Melenas (Pampelune) - Artiste européen.ne de la semaine

Cette semaine, nous nous intéressons à Melenas !


Chapitre 1 : Nebula donne le LA


Tout commence dans les rues festives de Pampelune, réputées pour être un lieu de brassage du rock’n’roll ! Dans ces rues joyeuses, un bar : le Nébula, qui se veut le catalyseur de la scène locale. Mais également internationale : Pampelune étant à la frontière entre la France et l’Espagne, il est une halte fréquente des groupes allant jouer jusqu’au pays des conquistadors. Là-bas, au premier rang, plusieurs têtes et souvent les mêmes. C’est comme ça que se rencontrent en 2014 Oihana Herrera, Leire Zabala, Maria Zubiaur et Laura Torres. Les 4 femmes deviennent amies, unies par le premier rang de la fosse, l’amour du rock, mais aussi des chansons tristes.

Parmi leurs groupes préférés, on retrouve le groupe londonien Stereolab, les Pastels de Glasgow, les suisses du duo Grauzone et les espagnoles de Hinds. 
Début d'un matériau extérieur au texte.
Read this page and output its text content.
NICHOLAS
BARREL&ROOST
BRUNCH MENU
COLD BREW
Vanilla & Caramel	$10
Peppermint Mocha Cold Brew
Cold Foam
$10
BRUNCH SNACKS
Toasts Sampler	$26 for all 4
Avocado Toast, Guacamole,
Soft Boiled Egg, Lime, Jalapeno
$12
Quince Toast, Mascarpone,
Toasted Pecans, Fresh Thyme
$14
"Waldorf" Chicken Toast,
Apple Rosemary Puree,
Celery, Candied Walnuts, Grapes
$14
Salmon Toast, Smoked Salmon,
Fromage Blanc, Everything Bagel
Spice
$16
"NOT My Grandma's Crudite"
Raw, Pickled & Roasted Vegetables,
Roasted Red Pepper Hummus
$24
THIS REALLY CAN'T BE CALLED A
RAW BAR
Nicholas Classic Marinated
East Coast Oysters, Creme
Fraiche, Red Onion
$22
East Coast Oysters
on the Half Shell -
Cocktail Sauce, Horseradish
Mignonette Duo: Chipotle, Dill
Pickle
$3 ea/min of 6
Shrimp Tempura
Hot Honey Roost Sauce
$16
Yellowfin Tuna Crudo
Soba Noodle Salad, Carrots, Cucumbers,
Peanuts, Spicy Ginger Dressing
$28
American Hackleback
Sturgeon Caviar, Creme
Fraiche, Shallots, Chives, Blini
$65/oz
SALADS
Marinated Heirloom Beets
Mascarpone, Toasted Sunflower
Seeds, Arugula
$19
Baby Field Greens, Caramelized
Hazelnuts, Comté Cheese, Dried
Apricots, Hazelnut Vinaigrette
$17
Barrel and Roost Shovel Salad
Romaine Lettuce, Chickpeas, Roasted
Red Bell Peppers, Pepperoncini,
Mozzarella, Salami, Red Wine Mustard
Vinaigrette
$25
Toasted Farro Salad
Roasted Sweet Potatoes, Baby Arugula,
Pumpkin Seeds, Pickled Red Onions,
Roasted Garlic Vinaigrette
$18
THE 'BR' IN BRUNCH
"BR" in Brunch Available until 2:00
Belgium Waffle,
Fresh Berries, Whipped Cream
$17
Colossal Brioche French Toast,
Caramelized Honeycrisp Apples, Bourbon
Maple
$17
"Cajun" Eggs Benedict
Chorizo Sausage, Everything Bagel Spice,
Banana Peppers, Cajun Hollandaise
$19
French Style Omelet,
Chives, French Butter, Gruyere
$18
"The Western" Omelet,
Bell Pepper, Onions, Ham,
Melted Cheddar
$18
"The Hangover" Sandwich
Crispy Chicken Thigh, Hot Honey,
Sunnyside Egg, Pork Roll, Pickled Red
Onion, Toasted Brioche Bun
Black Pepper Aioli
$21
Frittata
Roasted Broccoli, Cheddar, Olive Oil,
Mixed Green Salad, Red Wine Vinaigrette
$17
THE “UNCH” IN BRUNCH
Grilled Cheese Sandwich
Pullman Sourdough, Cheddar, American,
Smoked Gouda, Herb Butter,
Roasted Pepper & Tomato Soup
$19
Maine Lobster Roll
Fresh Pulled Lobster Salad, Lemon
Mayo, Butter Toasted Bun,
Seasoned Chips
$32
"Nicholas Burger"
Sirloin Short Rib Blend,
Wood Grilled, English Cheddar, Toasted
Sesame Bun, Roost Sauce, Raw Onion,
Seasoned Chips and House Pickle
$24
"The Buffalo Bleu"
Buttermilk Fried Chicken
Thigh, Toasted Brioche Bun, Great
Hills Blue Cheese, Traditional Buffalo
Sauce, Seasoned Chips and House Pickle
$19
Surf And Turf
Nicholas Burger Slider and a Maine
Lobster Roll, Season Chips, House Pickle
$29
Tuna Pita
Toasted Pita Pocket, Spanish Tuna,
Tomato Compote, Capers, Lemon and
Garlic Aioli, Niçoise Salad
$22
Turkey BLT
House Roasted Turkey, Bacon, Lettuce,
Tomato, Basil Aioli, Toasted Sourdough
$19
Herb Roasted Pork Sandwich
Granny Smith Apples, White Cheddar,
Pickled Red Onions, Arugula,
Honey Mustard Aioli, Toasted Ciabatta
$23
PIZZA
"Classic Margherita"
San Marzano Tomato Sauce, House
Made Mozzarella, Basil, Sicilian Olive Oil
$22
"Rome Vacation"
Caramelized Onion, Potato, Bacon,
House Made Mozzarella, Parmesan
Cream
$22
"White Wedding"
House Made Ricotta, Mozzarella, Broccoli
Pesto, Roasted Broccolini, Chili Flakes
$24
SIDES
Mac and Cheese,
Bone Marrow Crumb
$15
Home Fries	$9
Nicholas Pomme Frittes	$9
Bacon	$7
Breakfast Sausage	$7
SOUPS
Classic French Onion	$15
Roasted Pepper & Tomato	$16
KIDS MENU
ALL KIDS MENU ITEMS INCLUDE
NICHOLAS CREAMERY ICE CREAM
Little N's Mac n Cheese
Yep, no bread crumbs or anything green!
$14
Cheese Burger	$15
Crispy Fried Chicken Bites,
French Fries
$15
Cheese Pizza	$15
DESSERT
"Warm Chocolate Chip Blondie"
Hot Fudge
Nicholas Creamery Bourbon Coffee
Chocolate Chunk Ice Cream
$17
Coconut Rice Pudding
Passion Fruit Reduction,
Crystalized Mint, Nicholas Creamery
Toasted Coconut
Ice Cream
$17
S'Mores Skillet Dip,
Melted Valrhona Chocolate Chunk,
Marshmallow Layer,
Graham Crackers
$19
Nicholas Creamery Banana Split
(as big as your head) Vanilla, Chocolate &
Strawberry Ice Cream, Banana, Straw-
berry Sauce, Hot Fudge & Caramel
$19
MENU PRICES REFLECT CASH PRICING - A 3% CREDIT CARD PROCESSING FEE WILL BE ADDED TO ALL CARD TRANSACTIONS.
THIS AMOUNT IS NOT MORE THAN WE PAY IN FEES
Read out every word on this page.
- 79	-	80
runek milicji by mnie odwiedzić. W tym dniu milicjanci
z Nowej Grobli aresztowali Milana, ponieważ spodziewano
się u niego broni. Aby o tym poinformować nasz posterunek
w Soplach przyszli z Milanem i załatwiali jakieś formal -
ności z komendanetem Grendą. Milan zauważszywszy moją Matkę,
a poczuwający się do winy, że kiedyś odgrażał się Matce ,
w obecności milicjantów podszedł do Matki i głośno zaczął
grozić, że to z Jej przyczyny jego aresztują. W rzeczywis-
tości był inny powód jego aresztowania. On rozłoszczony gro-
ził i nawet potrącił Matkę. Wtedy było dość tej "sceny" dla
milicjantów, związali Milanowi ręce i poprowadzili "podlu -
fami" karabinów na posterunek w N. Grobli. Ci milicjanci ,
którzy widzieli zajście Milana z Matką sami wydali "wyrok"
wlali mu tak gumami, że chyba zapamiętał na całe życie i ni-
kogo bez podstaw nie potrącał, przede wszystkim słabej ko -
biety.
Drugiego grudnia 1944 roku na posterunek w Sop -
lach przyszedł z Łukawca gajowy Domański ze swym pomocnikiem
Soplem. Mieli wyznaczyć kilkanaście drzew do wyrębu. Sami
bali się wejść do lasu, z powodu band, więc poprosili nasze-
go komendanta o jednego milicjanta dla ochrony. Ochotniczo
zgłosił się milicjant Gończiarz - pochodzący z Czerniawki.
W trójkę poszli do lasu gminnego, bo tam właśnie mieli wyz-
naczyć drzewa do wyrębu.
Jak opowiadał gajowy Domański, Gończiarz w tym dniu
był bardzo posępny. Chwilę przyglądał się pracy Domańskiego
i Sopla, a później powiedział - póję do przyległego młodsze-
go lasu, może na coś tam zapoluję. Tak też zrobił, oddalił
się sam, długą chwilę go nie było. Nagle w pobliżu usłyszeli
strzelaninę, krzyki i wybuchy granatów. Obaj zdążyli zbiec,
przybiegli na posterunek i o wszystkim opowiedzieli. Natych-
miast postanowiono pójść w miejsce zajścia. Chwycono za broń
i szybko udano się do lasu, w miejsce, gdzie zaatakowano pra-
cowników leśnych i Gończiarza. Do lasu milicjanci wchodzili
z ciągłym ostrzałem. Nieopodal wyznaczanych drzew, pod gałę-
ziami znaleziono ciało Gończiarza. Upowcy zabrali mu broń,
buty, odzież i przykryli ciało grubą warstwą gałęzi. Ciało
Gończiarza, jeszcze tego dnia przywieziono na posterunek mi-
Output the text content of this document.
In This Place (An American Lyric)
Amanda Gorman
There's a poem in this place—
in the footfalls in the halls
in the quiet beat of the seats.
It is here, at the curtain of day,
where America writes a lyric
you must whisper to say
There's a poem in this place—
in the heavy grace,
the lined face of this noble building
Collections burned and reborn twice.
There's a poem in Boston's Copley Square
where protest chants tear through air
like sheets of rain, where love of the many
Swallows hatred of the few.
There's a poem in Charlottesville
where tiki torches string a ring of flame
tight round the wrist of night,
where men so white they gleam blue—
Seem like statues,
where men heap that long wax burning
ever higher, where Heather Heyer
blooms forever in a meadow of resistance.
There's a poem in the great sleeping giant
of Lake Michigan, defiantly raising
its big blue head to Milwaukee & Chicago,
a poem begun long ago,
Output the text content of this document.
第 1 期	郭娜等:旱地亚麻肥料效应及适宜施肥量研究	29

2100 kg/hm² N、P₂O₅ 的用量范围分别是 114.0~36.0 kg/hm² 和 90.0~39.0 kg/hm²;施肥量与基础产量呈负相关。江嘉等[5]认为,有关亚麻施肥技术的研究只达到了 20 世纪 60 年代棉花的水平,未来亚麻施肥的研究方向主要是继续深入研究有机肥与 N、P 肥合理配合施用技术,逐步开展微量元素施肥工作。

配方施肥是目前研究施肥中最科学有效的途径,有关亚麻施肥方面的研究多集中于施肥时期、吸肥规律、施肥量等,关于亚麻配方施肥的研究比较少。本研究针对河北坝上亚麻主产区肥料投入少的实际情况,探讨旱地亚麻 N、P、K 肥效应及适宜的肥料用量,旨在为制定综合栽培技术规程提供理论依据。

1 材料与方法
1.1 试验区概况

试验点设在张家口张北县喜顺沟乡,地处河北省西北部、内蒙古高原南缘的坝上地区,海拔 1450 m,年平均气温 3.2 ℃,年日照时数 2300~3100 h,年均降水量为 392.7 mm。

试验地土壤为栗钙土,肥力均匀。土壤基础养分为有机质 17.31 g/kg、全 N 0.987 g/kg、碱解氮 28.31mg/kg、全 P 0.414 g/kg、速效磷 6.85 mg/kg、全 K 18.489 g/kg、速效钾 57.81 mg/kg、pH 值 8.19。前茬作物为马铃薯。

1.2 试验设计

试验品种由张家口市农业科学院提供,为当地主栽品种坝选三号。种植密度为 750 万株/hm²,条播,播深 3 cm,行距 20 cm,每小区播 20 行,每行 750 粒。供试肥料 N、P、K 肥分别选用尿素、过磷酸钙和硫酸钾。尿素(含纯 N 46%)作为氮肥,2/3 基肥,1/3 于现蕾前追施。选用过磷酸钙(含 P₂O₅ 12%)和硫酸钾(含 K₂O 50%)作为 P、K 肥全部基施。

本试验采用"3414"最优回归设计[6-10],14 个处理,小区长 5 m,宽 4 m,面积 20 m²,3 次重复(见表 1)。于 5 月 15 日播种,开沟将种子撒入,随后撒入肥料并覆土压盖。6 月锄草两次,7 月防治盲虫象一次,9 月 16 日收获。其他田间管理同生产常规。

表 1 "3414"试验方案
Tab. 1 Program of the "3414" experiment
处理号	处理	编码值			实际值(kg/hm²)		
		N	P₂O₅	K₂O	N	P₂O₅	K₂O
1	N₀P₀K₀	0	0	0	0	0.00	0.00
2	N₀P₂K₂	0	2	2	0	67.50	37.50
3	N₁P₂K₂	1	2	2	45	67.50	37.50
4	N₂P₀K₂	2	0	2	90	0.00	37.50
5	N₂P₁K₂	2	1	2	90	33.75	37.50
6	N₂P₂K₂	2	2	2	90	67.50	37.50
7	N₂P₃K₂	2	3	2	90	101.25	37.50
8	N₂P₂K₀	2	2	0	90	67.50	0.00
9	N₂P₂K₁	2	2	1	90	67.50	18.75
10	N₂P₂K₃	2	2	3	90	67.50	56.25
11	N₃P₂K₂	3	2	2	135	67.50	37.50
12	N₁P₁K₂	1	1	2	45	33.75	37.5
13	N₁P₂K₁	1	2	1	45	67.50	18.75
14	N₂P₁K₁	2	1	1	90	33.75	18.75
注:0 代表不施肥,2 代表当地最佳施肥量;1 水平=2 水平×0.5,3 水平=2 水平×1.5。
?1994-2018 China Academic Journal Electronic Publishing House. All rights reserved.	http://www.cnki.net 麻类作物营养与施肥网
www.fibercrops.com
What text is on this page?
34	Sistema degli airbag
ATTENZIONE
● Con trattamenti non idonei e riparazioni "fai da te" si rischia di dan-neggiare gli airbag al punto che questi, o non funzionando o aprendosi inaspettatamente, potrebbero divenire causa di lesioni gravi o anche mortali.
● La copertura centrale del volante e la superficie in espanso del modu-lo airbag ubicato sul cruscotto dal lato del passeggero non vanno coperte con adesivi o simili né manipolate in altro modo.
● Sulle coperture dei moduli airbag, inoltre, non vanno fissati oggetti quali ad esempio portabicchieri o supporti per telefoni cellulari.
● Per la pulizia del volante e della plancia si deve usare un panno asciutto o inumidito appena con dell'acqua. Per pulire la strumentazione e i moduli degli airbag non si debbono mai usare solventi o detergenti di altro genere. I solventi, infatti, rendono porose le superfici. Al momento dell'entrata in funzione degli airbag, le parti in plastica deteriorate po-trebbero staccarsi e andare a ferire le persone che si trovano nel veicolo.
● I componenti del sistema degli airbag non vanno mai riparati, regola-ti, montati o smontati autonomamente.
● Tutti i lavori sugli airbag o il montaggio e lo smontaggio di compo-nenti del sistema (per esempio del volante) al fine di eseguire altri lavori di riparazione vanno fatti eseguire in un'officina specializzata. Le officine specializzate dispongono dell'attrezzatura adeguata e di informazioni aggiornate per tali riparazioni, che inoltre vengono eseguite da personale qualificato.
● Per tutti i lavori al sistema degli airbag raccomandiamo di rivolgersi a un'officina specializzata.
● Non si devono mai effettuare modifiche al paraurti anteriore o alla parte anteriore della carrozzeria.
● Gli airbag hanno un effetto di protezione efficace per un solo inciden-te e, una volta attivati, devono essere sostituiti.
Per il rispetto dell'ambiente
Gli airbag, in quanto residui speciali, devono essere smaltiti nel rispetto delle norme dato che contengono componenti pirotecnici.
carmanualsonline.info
 Il ne leur a pas fallu longtemps avant de décider de passer ensemble de l’autre côté de la scène. Oihana prend la guitare et le micro, Leire la basse, Maria les claviers et synthétiseurs et Laura la batterie. Pour certaines, c’est une première, pour d’autres, c’est une continuité : 

Laura a joué dans le groupe rock Panty Pantera qui a sorti deux albums en 2013 et 2015.


Qu’elles aient déjà eu des expériences de scène ou non ne compte pas tant pour elles, au contraire ! En 2015, les femmes dans le milieu de la musique sont encore trop peu nombreuses ; attendre la permission pour jouer ? Un non franc pour Melenas ! Elles se saisissent de leurs instruments avec un message pour les autres musiciennes : “you can do it”! Elles écrivent, composent, puis envahissent les scènes locales et les festivals comme Primavera Sound en 2016. La scène, c’est leur milieu naturel : c’est de là qu’elles tirent l’énergie et l’inspiration. Le public bouge la tête au gré de la batterie et de leur univers… Il y a quelque chose dans l’air. 

Leur premier album éponyme autoproduit en 2017 sera très vite écoulé dans la région ! C’est un plaisir du rock indépendant : les synthés grondent, les guitares s’entrechoquent, la batterie tape comme l’adrénaline de la voix de Oihana.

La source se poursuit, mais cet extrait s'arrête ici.